The Chase arrives next week at New Hampshire International Speedway. And with it, the four-time champion believes, will return the No. 24 Hendrick Motorsports team that led the championship standings for 21 of 26 race weekends, until a 317-point margin was wiped out in one night at Richmond International Raceway.

johnson.193.jpg

Johnson rolling

After back-to-back wins at California and Richmond, Jimmie Johnson is hitting his stride as the Chase starts.

"We're probably going to be pretty irritable to be around if you're anybody but our race team, because we're going to really be focused on communicating, on making sure we do everything possible we can," Gordon said late Saturday night after a fourth-place finish at the .75-mile track. "I think it's just a mental and physical focus you have to have for these next 10 races. I just think there are certain guys, certain teams that elevate their games a notch when it's time to do it. And I think Jimmie [Johnson's] has obviously shown they're capable of doing that. I think that's the kind of race team we have this year, and I think we're going to show that."

Johnson's series-leading sixth victory of the season, recorded Saturday in the Chevy Rock and Roll 400, gives the reigning Nextel Cup champion a 20-point lead on his Hendrick teammate entering next Sunday's playoff opener on the 1-mile flat track in Loudon, N.H. Gordon clinched his Chase berth before any other driver, and then suffered through a run of sub-par finishes that led many to wonder if his team, so dominant through so much of the year, was peaking at the wrong time. Saturday's result was his first top-five finish since Pocono, more than a month ago.

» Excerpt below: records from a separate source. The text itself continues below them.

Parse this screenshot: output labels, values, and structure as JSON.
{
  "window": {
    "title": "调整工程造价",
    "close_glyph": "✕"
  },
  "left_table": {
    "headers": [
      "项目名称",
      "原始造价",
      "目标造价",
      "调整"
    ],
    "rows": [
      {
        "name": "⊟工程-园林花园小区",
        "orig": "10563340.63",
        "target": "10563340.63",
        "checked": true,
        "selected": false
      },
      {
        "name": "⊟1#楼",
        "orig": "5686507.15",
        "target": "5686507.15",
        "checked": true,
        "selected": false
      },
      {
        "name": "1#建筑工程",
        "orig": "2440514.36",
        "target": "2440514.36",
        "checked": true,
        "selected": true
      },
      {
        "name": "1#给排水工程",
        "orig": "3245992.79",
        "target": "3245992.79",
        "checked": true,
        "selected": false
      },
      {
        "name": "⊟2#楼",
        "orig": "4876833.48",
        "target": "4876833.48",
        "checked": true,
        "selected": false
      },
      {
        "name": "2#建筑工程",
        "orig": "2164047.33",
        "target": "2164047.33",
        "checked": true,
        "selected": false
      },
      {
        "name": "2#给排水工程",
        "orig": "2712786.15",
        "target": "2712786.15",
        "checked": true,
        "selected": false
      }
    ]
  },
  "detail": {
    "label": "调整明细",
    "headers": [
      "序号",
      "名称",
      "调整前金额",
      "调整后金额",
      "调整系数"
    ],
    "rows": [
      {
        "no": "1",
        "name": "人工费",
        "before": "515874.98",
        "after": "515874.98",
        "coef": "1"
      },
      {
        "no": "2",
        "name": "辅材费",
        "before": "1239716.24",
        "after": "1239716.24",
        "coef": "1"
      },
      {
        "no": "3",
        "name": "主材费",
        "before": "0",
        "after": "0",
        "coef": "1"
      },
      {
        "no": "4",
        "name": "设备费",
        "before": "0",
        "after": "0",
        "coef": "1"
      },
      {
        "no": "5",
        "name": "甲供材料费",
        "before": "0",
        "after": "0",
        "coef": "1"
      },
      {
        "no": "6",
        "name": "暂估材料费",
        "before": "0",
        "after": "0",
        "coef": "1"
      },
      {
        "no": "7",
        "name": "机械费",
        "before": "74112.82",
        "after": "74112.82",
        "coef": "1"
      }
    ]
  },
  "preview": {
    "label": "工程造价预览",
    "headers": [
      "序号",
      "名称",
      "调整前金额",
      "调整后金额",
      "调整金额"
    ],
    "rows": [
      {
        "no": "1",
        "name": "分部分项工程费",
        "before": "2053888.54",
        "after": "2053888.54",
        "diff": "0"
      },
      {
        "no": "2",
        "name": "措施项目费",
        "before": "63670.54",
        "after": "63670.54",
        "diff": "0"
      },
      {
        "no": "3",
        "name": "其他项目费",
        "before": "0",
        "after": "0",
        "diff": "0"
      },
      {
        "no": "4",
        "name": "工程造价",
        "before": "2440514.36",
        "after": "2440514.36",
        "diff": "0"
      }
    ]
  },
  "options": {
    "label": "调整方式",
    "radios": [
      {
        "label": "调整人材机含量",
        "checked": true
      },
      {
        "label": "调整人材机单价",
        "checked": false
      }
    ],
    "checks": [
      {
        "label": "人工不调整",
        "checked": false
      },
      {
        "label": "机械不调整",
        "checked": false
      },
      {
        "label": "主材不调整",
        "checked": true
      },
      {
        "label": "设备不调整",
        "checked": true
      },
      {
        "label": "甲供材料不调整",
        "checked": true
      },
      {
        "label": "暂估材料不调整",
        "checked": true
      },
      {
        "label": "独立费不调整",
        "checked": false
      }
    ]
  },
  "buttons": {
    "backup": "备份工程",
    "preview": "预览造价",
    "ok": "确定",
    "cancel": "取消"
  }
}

"It was important for us to not have another bad race," Gordon said. "I'm pretty excited that we pulled a top-five out, that we led the amount of laps that we did. Even though we did lose 10 more points, our pit stops were spot-on. [Crew chief] Steve [Letarte] and I, I thought, communicated really well. For the most part, we were making the car better all the way up to that last adjustment."

Through all of his travails of the past month -- losing the race at Watkins Glen by overrunning a turn, and placing 19th or lower at Michigan, Bristol and California -- Gordon has consistently said that when playoff time arrives, his team will return to form.

"Even though we're behind Jimmie going into next week's race, we really are a championship-caliber team," said Gordon, who as Johnson's listed car owner, ironically leads the series owner standings by 20 points over his own vehicle. "I'm extremely excited about the chance we have to get this thing done."

While Gordon continues to rack up top-10 finishes -- he now has 21, three more than any other driver -- his last victory was in the first Pocono race in June. Is it possible to simply flip the switch? Some of his competitors in the Chase believe so.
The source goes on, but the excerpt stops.